Mitch McConnell on Wednesday, April 14th, 2010 in a press conference
Condensed story from 2009 Pulitzer prize winner, Politifact.com Click here for Full Story.
Bank bailouts not in bill, but liquidation is
The financial regulations under consideration in the Senate do a number of things: The government receives additional authority to regulate over-the-counter derivatives and hedge funds. A new consumer protection agency within the Federal Reserve will regulate financial products. And the bill creates a process for federal authorities to dissolve financial institutions that are teetering on collapse.
It's that last item that got McConnell's attention. He said the bill was "taking that experience in the fall of 2008 and institutionalizing it, setting up in perpetuity the potential for additional taxpayer bailouts of large institutions."
If a "systematically significant" firm is teetering on collapse, the Treasury, the Federal Deposit Insurance Corp. and the Federal Reserve would have to agree to liquidate the firm, using a special fund created with payments from the largest financial firms.

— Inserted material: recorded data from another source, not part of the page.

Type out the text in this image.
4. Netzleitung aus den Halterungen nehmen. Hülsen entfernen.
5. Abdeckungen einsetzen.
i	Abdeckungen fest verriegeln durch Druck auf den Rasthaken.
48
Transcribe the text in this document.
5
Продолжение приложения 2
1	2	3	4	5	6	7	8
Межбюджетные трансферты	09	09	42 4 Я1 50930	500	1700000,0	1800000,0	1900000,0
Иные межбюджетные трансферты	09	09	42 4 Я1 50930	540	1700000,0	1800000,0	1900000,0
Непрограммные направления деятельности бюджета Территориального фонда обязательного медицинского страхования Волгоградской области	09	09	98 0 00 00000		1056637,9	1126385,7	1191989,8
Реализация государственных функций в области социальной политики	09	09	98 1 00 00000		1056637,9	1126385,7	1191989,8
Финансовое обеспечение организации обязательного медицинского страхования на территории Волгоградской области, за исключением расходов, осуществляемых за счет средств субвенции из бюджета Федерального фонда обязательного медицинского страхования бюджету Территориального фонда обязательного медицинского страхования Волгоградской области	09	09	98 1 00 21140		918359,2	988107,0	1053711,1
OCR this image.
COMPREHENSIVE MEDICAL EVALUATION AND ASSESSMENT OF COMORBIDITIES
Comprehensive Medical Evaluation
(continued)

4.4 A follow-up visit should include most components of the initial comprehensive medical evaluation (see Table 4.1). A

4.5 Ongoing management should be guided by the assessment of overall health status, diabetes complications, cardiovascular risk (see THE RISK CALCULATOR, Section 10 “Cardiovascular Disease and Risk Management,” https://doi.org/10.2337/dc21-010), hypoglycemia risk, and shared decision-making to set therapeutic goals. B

The FDIC "shall impose assessments on a graduated basis, with financial companies having greater assets being assessed at a higher rate," according to the legislation.
It clearly states that the intention is to liquidate failing companies, not bail them out. To do that, it creates a fund with contributions from financial firms, not from taxpayer funds. There is not any element of the bill that expressly permits ongoing, "endless" outlays from the federal treasury. McConnell is using seriously overheated rhetoric. Nothing in the bill "guarantees" future bailouts of Wall Street banks.
So Mitch McConnell --- Are you Kidding?